Das ist wichtig. Denn auf diese Plattform wird dann die geschlossene Stahltreppe mit Fensterscheibe fixiert jene Installation «Seesicht» des renommierten Schweizer Künstlers Roman Signer. Diese soll bekanntlich Besuchern Einblicke der besonderen Art in den Zugersee ermöglichen. Der 77-jährige Ostschweizer hat sich diese «Skulptur» in den Zugersee vor Jahren ausgedacht. Von ihr kann man in einigen Metern Tiefe unter der Wasseroberfläche in einer Art öffentlichem Unterwasserraum nicht nur den Fischen direkt ins Auge blicken. Der Künstler will mit seinem Kunstobjekt, das am Vorstadtquai nun realisiert wird, auch an die historische Katastrophe von 1887 erinnern. Damals stürzte bekanntlich ein grosser Teil des Vorstadtufers in den See, und elf Menschen starben. Nun, pünktlich zum 25-Jahr-Jubiläum des Zuger Kunsthauses, wird die Stahltreppe am 30. Mai eingeweiht. Sie soll zehn Jahre lang am Vorstadtquai für die Öffentlichkeit zu besichtigen sein.
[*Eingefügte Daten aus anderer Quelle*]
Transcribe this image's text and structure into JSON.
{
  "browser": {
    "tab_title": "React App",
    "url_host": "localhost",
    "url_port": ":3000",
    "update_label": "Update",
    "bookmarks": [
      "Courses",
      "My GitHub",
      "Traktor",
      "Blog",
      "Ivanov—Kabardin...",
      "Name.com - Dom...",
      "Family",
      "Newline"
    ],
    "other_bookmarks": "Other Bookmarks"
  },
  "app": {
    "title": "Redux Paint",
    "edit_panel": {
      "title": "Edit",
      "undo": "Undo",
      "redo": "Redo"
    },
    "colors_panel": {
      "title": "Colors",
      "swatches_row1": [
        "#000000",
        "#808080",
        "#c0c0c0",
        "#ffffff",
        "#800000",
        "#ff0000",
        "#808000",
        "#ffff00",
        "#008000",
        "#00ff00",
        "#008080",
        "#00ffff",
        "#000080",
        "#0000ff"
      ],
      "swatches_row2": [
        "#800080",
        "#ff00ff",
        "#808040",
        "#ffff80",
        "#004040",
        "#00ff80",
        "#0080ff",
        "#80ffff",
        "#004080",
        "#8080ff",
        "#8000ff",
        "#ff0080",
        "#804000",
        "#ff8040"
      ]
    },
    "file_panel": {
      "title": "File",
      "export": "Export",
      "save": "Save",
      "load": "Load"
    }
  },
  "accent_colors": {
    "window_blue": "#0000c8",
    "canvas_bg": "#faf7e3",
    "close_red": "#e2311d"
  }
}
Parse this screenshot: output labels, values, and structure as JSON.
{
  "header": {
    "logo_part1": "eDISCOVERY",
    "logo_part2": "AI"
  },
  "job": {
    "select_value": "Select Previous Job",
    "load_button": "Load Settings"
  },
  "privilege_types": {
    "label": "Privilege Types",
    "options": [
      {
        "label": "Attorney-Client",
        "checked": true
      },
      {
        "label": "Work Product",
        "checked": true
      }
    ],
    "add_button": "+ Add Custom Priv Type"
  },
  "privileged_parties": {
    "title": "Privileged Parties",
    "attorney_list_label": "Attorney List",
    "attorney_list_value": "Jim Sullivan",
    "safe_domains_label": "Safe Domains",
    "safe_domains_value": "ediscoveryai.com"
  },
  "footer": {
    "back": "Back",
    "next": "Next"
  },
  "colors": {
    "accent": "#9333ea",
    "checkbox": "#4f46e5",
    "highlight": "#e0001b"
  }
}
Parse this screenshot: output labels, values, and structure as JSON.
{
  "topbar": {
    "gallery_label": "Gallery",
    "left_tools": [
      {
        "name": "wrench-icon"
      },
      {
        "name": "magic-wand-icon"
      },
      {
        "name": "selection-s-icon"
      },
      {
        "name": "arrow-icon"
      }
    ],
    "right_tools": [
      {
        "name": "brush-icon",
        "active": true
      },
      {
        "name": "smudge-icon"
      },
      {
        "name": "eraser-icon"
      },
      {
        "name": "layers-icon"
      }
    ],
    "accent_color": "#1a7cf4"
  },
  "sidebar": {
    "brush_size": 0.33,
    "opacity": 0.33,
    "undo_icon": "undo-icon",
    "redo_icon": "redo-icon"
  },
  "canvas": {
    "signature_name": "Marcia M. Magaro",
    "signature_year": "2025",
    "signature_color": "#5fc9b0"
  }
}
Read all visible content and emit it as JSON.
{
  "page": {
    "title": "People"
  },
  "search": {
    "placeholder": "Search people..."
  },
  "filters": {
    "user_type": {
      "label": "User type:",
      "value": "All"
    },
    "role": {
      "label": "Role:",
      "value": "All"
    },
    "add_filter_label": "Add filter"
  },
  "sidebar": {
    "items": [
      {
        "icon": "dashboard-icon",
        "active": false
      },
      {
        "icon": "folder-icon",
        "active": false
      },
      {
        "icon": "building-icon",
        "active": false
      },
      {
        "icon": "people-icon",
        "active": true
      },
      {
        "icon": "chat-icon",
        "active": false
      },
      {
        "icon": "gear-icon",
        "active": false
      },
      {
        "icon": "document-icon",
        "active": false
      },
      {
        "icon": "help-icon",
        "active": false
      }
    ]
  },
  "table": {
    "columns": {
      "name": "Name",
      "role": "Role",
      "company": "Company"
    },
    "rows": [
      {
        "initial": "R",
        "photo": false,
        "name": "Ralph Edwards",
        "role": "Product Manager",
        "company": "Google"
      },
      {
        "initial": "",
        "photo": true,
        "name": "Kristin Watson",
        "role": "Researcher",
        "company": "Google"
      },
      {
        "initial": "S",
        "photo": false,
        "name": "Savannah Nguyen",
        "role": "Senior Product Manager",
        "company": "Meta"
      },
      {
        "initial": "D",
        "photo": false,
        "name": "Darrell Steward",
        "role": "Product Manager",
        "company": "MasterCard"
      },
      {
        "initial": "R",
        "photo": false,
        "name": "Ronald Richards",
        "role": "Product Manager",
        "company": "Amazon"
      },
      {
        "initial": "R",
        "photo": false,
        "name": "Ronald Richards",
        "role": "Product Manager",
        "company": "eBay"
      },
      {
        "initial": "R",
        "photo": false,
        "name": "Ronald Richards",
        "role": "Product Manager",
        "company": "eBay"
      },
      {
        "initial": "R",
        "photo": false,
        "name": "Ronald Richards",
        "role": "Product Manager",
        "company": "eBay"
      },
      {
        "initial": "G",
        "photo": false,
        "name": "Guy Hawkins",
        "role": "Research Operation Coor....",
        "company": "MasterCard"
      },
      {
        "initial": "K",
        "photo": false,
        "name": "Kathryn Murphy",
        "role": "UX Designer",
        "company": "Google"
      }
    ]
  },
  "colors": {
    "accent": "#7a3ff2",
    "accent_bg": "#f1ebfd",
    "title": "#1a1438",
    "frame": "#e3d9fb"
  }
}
Doch bis es so weit ist, muss noch kräftig angepackt werden. Wobei vor allem Miklos Erismann einen wichtigen und nicht ganz ungefährlichen Job erledigt. Denn der 44-jährige Profitaucher ist gleichzeitig auch noch Schlosser und muss unter Wasser die Treppe ans Fundament fixieren. «Zuvor werde ich mit einer hydraulischen Kettensäge die vier Holzpfähle des Fundaments in 6 Metern Wassertiefe absägen und mit Dübeln an den Stahlblock befestigen», erzählt der Luzerner. Sagts und schält sich auf einer Parkbank am Vorstadtquai aus seiner Taucherausrüstung. Grund: Seine Sauerstoffflasche ist gerade leer. Er wirkt ein bisschen erschöpft. Kein Wunder, denn die Arbeit unter Wasser ist sehr speziell auch für Erismann, der bei der Firma Dsem Unterwasserarbeiten beschäftigt ist. «Normalerweise reicht eine Sauerstoffflasche zwei Stunden, doch beim Arbeiten unter Wasser braucht man manchmal mehr Luft.» Die Wassertemperatur des Zugersees sei viel zu warm, meint der Taucher. Kaum zu glauben. Doch Miklos Erismann trägt unter seinem Neoprenanzug auch noch eine Anorakweste. «Ohne diese wäre es mir zu kalt, mit Weste muss ich halt schwitzen.» Wenn die Stahltreppe demnächst ins Wasser gelassen wird, muss er das Ganze noch miteinander verschweissen. «Ein Vorteil für meine Arbeit ist, dass das Seewasser so klar ist», lobt er.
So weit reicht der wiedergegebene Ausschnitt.